The founding fathers would agree

February 9, 2010

I was raised in a household in which the air was filled with conservative rhetoric. “Lunatic liberal” was my father’s term for progressive thinking. “Socialized medicine” was the pejorative he, a physician, used to describe his dismay at the direction medicine was heading.

Those terms were pronounced loudly at the dinner table more nights than not, loudly and with great disdain. The air was putrid with negativism. Suffocating.

It was the late 1960s. My brother sat, hoping my father wouldn’t see his growing hair hidden in a knit cap. My sister, younger, timid, said nothing. Sometimes I argued with him. But it was futile. Usually I sat, stomach churning, waiting to be excused.

My siblings followed the family party line, while, no surprise, I departed from it.

While I had a corporate life in the traditional business world, I never bought into conservative rhetoric and took a long time to solidify my political views. Decades. And I’m still changing. Learning about Denmark, for example, was a real eye-opener and cause to re-examine some of my opinions.

But one thing hasn’t changed: my visceral reaction to zealotry.

The incivility of the dinner-table soliloquies of my youth remind me very much of the Fox news commentators, so full of hatred and who lie and mislead with impunity. They’re distasteful and I agree with my husband, who insists the channel be turned if he hears Sean Hannity’s voice, which he says makes him nauseous.

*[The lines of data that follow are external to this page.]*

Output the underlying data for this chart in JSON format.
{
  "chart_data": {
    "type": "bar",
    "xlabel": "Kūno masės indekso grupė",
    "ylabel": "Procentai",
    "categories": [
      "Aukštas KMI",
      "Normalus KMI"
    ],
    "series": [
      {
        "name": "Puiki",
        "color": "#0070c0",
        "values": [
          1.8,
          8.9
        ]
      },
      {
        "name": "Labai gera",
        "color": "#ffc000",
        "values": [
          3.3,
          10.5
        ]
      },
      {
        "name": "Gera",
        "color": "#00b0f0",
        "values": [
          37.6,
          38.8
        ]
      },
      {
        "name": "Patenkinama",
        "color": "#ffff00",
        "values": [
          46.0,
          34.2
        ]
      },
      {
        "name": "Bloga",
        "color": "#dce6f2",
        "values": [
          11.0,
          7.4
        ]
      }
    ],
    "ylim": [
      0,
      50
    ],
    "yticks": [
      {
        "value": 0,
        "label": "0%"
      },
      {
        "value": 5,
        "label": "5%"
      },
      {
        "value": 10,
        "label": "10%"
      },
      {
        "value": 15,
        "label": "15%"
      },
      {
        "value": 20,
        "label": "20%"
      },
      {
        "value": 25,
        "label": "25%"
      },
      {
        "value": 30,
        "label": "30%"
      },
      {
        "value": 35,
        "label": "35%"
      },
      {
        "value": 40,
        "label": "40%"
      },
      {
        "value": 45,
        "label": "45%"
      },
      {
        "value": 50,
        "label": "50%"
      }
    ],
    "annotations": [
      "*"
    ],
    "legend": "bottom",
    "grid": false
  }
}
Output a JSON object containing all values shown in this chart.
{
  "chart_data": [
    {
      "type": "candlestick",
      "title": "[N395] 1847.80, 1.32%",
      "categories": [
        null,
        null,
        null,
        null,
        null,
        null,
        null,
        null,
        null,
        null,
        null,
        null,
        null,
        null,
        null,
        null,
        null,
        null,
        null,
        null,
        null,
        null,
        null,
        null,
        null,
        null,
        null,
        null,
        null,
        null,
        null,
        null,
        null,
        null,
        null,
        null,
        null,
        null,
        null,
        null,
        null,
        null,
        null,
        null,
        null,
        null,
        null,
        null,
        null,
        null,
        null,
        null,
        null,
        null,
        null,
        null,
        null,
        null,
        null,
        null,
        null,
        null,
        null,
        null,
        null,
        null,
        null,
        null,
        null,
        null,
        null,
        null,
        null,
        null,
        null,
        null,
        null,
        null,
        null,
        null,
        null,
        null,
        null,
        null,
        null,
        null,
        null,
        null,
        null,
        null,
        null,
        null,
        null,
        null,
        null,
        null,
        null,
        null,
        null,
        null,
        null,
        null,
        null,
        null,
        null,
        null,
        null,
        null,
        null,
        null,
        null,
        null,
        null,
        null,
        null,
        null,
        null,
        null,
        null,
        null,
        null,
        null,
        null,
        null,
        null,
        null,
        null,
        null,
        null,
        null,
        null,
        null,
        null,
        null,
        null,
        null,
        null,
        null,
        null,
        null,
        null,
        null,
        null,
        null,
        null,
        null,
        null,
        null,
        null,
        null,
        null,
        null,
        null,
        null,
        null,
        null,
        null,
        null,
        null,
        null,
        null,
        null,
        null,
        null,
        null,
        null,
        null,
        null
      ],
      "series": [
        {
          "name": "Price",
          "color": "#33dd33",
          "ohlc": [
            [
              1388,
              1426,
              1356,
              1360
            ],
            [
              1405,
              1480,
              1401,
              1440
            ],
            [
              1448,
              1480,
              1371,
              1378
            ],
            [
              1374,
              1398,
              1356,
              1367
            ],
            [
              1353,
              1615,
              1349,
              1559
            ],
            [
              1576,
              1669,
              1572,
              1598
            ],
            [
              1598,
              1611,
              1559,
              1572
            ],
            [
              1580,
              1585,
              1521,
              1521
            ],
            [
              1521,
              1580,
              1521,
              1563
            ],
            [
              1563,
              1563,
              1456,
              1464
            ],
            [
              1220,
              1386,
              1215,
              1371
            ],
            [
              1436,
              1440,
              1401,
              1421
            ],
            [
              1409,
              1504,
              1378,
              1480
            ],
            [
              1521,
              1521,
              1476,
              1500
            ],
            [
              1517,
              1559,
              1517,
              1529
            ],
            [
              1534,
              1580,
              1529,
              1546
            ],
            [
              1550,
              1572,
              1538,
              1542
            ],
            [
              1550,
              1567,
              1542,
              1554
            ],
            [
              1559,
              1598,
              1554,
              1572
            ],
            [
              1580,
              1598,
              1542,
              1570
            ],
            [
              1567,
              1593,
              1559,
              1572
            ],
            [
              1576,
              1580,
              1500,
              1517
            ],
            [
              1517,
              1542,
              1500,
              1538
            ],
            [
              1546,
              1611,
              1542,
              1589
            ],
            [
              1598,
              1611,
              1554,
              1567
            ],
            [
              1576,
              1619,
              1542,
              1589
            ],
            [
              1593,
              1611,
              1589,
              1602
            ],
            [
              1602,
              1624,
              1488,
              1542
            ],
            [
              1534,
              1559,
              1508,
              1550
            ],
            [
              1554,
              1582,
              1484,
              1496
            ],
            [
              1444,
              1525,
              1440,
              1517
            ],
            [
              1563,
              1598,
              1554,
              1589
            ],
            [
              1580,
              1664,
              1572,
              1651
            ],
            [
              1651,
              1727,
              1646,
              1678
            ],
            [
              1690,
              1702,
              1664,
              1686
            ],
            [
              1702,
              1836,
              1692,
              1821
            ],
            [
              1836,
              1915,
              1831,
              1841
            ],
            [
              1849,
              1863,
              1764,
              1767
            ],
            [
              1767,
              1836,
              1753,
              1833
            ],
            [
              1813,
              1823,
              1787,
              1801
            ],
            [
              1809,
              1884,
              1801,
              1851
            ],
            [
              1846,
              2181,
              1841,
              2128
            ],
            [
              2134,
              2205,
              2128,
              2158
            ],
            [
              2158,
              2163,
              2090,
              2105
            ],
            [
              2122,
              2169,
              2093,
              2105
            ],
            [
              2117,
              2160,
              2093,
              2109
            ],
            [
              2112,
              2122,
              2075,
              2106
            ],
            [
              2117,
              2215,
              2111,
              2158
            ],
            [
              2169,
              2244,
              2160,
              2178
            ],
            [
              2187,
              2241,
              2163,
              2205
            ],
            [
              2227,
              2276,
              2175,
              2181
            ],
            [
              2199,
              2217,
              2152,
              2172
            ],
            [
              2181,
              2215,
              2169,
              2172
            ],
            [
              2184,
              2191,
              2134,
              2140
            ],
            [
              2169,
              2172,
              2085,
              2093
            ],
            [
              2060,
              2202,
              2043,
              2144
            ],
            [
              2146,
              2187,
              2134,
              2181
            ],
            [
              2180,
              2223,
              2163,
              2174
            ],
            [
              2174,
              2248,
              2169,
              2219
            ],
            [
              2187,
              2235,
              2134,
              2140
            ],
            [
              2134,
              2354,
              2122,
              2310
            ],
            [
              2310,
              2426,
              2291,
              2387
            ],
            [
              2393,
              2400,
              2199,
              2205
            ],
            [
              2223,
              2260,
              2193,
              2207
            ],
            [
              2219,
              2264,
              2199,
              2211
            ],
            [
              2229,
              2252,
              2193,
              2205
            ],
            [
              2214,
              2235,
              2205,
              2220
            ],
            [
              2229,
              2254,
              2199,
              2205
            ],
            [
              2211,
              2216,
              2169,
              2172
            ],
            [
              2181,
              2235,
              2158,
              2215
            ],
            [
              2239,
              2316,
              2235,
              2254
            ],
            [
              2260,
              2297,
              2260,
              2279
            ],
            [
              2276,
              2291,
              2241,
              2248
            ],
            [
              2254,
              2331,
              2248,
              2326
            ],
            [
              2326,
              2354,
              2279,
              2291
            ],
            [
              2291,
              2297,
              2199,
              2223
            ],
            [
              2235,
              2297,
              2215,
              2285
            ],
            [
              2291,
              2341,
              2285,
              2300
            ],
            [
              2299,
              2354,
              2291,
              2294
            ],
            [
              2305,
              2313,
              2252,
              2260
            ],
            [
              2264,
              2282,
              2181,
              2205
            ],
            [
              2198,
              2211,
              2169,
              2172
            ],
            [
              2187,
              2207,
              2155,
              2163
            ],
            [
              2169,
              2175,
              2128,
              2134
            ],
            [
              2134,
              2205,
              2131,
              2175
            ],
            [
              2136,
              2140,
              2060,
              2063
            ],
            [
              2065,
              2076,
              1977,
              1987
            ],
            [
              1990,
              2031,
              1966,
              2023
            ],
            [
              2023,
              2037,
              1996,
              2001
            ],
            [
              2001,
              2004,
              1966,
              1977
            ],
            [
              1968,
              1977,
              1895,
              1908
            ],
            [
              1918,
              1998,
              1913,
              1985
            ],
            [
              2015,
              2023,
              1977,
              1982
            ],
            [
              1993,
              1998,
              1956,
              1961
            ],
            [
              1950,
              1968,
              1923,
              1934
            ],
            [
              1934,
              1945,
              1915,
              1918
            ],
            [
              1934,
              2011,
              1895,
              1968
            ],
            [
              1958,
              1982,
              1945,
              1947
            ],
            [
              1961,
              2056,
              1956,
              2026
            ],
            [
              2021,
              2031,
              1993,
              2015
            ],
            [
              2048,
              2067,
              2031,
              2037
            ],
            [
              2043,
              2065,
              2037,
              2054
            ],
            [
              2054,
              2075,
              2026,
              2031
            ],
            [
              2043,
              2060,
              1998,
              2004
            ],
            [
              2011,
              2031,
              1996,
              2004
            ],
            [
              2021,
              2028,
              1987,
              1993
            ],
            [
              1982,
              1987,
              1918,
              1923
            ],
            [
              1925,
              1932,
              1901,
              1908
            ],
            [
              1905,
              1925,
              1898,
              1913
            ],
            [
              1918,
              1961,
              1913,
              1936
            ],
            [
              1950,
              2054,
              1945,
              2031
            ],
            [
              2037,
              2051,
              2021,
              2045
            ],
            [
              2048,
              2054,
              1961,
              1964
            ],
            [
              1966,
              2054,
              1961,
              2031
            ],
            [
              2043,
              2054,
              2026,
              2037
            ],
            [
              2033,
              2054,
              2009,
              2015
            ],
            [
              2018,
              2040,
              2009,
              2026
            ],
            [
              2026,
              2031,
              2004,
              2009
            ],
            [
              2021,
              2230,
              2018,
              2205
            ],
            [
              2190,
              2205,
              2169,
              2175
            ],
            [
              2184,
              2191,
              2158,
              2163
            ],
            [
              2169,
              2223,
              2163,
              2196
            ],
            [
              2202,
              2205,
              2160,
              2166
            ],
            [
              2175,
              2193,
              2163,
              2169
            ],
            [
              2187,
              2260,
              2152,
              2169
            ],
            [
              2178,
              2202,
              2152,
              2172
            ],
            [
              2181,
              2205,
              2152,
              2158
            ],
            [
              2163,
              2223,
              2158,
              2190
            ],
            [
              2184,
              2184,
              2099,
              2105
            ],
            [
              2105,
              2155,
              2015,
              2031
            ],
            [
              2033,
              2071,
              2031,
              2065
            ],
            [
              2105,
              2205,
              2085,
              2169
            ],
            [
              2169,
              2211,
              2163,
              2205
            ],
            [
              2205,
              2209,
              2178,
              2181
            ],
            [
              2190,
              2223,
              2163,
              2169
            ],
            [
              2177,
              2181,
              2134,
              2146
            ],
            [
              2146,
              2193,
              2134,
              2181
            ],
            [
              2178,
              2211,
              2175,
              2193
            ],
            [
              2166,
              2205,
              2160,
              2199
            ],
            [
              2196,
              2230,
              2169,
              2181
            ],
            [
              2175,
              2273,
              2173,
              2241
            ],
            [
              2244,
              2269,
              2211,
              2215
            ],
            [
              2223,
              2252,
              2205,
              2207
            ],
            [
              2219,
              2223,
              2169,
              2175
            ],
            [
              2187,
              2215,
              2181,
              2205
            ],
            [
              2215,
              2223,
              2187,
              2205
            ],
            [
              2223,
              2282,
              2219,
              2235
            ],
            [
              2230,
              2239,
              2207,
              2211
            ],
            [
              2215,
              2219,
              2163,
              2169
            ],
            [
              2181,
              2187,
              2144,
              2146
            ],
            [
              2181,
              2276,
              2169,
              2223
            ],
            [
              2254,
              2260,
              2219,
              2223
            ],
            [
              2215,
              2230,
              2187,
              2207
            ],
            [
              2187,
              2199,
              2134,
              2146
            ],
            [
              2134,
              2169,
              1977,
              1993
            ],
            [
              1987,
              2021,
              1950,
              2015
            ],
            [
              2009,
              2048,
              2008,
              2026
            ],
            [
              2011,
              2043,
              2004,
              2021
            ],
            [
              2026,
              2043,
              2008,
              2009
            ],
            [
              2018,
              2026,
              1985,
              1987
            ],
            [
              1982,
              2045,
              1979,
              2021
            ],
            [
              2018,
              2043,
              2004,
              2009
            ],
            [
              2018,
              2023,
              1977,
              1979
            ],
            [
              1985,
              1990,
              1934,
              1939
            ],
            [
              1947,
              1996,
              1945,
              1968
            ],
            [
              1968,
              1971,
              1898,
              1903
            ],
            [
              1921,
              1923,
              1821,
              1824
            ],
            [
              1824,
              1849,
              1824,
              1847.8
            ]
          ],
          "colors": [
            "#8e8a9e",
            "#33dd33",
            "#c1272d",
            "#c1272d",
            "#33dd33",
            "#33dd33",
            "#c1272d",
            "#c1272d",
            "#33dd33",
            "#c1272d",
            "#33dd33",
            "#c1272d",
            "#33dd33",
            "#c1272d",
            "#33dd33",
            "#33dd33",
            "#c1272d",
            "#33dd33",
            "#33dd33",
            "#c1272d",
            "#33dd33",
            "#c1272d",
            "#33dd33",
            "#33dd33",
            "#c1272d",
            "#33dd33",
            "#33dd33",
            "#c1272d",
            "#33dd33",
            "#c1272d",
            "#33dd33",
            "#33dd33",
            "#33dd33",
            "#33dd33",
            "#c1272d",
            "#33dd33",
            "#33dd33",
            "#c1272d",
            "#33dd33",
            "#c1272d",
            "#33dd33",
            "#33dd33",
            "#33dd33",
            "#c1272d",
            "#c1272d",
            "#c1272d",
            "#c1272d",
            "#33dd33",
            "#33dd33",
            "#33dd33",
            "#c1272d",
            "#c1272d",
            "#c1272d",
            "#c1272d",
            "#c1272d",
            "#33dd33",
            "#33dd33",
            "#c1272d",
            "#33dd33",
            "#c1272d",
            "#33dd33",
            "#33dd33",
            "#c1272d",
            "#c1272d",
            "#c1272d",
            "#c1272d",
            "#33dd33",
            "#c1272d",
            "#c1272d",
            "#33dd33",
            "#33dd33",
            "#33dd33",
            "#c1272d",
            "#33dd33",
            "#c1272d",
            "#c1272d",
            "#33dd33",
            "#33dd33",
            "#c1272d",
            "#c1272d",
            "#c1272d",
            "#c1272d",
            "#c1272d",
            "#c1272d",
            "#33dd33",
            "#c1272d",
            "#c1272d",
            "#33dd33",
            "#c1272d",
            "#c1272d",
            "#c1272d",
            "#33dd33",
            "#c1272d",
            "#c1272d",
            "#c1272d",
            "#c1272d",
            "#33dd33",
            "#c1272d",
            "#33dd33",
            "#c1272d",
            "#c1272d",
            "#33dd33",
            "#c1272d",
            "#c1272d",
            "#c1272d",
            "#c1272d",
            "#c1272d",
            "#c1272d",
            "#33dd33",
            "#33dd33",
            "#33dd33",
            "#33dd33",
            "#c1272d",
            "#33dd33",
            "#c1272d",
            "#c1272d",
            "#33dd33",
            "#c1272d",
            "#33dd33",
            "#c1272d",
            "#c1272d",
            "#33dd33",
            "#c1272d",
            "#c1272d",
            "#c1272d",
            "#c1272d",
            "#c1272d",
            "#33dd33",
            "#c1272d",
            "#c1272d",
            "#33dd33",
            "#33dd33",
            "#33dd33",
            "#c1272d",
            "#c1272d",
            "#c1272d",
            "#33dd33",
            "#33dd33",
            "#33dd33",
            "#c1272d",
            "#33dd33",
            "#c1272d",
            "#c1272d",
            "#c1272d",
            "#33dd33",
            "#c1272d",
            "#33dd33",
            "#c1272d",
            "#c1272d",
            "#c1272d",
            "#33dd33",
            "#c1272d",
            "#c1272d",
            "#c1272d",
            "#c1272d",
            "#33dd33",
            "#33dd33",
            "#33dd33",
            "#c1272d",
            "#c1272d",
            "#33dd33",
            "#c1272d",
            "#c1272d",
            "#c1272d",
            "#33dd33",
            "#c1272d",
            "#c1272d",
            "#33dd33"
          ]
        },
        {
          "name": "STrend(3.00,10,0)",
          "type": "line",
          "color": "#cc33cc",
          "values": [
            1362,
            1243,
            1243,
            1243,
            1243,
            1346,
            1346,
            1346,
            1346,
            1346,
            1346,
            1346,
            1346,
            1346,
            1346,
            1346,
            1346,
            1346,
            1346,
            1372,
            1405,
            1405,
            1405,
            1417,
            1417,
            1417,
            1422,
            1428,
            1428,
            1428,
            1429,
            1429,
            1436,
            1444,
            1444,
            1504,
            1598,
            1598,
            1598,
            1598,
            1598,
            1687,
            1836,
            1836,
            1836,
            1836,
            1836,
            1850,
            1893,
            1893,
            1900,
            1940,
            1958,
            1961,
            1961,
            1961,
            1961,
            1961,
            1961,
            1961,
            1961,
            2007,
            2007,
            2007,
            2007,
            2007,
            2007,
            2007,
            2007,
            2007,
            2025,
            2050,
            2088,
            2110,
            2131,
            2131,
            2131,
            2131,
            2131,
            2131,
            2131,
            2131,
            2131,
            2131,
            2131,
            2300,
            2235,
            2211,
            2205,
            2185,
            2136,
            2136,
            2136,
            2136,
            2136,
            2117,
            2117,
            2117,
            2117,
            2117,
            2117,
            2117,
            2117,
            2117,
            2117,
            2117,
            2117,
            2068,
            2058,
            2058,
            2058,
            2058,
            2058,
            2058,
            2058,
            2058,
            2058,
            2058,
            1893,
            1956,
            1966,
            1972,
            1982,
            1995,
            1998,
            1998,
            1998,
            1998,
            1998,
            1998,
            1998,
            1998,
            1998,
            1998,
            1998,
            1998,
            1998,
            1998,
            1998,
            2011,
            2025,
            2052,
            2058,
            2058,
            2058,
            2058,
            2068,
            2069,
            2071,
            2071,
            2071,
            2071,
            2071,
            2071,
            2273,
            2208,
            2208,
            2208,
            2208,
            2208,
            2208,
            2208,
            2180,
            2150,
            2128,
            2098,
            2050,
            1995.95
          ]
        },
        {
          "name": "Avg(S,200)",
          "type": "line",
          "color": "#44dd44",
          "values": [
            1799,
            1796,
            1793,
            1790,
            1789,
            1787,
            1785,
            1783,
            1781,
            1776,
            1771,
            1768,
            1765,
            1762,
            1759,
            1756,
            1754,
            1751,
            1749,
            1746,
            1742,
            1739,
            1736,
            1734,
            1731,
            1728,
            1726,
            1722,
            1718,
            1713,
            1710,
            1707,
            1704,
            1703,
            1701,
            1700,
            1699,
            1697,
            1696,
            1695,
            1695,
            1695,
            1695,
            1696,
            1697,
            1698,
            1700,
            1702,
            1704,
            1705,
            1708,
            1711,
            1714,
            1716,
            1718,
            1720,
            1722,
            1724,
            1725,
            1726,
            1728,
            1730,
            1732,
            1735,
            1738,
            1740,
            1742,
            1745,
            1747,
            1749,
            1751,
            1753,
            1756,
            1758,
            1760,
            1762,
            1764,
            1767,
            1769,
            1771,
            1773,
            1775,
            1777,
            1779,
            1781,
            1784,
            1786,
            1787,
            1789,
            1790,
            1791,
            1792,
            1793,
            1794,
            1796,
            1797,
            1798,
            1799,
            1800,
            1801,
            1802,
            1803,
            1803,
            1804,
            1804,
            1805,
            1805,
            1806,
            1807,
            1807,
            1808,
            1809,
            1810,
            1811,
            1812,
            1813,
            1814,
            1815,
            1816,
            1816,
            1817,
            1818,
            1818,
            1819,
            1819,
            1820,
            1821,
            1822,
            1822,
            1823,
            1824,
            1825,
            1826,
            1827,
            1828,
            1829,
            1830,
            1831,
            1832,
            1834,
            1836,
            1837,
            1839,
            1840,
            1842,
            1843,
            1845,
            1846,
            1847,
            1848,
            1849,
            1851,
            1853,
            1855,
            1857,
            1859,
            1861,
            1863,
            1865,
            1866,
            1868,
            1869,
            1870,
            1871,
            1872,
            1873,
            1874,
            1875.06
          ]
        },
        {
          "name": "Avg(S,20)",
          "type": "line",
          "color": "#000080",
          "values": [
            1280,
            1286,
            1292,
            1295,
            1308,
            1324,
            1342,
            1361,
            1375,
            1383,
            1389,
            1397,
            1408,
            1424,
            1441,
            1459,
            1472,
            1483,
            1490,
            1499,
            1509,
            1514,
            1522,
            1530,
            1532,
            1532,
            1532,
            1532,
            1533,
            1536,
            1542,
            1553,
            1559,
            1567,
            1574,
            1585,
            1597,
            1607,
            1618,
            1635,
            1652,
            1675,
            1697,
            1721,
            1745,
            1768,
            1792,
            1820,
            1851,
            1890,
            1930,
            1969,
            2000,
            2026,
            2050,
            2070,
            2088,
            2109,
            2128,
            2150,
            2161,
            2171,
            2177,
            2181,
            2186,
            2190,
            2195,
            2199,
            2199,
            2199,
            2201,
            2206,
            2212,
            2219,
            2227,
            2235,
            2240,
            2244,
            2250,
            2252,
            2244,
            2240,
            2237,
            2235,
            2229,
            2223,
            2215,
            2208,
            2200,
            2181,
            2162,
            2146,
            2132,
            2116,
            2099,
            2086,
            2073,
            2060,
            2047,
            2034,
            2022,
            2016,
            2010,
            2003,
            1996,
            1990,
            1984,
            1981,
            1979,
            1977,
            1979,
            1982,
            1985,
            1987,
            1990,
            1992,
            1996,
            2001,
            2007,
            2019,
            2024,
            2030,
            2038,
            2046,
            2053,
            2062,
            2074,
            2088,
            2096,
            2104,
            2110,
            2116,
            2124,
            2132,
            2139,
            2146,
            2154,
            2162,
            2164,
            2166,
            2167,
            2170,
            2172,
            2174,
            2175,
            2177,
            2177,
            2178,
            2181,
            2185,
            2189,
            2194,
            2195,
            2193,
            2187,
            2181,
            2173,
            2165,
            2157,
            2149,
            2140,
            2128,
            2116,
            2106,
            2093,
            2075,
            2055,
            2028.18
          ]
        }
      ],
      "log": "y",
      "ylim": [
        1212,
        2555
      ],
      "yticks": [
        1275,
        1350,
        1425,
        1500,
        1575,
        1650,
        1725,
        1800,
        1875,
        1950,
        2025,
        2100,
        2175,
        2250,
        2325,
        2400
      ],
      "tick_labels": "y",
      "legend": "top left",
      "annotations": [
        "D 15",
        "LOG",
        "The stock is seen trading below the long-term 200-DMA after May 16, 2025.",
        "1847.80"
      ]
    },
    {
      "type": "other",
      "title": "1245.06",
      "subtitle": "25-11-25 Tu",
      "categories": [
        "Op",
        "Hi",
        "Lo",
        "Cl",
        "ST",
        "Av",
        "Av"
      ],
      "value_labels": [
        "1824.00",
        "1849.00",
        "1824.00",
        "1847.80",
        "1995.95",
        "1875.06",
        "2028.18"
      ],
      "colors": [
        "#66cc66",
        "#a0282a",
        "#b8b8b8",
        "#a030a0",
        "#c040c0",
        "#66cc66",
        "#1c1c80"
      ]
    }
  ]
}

Much in the recent State of the Union address resonated with me, but several statements got to the heart of what I think is so very wrong today.

When the President articulately called out media commentators for hot and silly rhetoric, he reflected my own views.

The more that TV pundits reduce serious debates to silly arguments, big issues into sound bites, our citizens turn away.

No wonder there’s so much cynicism out there. No wonder there’s so much disappointment.

I wish citizens would turn away. But the popularity of Fox News indicates that so many do not. I think it’s knee-jerk. They fail to think for themselves. To take the time and make the effort to do more than agree with hot rhetoric they haven’t really examined.

From time to time, a young person I know, raised with similar conservative rhetoric, attempts to engage in political discussion. A young zealot who’s bought the party line and believes Sean Hannity is someone to be admired.

I don’t have the heart to attempt a real political discussion with this otherwise intelligent young person. Because to me, politics is not sport. Decisions are being made that affect the lives of real people.

Americans are suffering, something that most young people and especially privileged ones really can not understand in any practical way. Real lives are at stake.

But if you aren’t even 21, haven’t held a single paying job, haven’t supported yourself, haven’t won or lost even a part-time job, how could you possibly understand? If you don’t see a society obligation, you can’t possibly get it . If you don’t come from a heart-place, we can’t talk. If it’s all about making sure you get your piece of the pie, we have nothing to discuss.

You’re right to refer me to the youth movement of the 1960s, which had equal passion. But it was very different. Its source was compassion and caring. Peace and love. Not profit and wealth. It was meant to shake up the status quo. Not ensure kids’ piece of it.

There’s nothing wrong with profit and wealth. As long as it’s not at the expense of an entire society and economy. As we’ve seen only too well in our financial system of late. There’s a balance the right doesn’t want and the left doesn’t know how to promote.

Still, I think we have to remember this:

These disagreements, about the role of government in our lives, about our national priorities and our national security, they’ve been taking place for over 200 years. They’re the very essence of our democracy.

I am all for discussion. But today’s “debate” is full of malicious falsehood. And people believe it.

But what frustrates the American people is a Washington where every day is Election Day. We can’t wage a perpetual campaign where the only goal is to see who can get the most embarrassing headlines about the other side — a belief that if you lose, I win. Neither party should delay or obstruct every single bill just because they can. The confirmation of — I’m speaking to both parties now. The confirmation of well-qualified public servants shouldn’t be held hostage to the pet projects or grudges of a few individual senators.

Washington may think that saying anything about the other side, no matter how false, no matter how malicious, is just part of the game. But it’s precisely such politics that has stopped either party from helping the American people. Worse yet, it’s sowing further division among our citizens, further distrust in our government.

When the President differentiated between “winning” and “leadership,” he was right on.

.…Just saying no to everything may be good short-term politics, but it’s not leadership. We were sent here to serve our citizens, not our ambitions.

I wish that were true!

Our political system is a mess. Our economy’s a mess. Our media are a mess. Family structure is a mess.

Time for an overhaul. Even the founding fathers would probably agree that revolution is in order.

Thing is, there’s no one credible to lead it.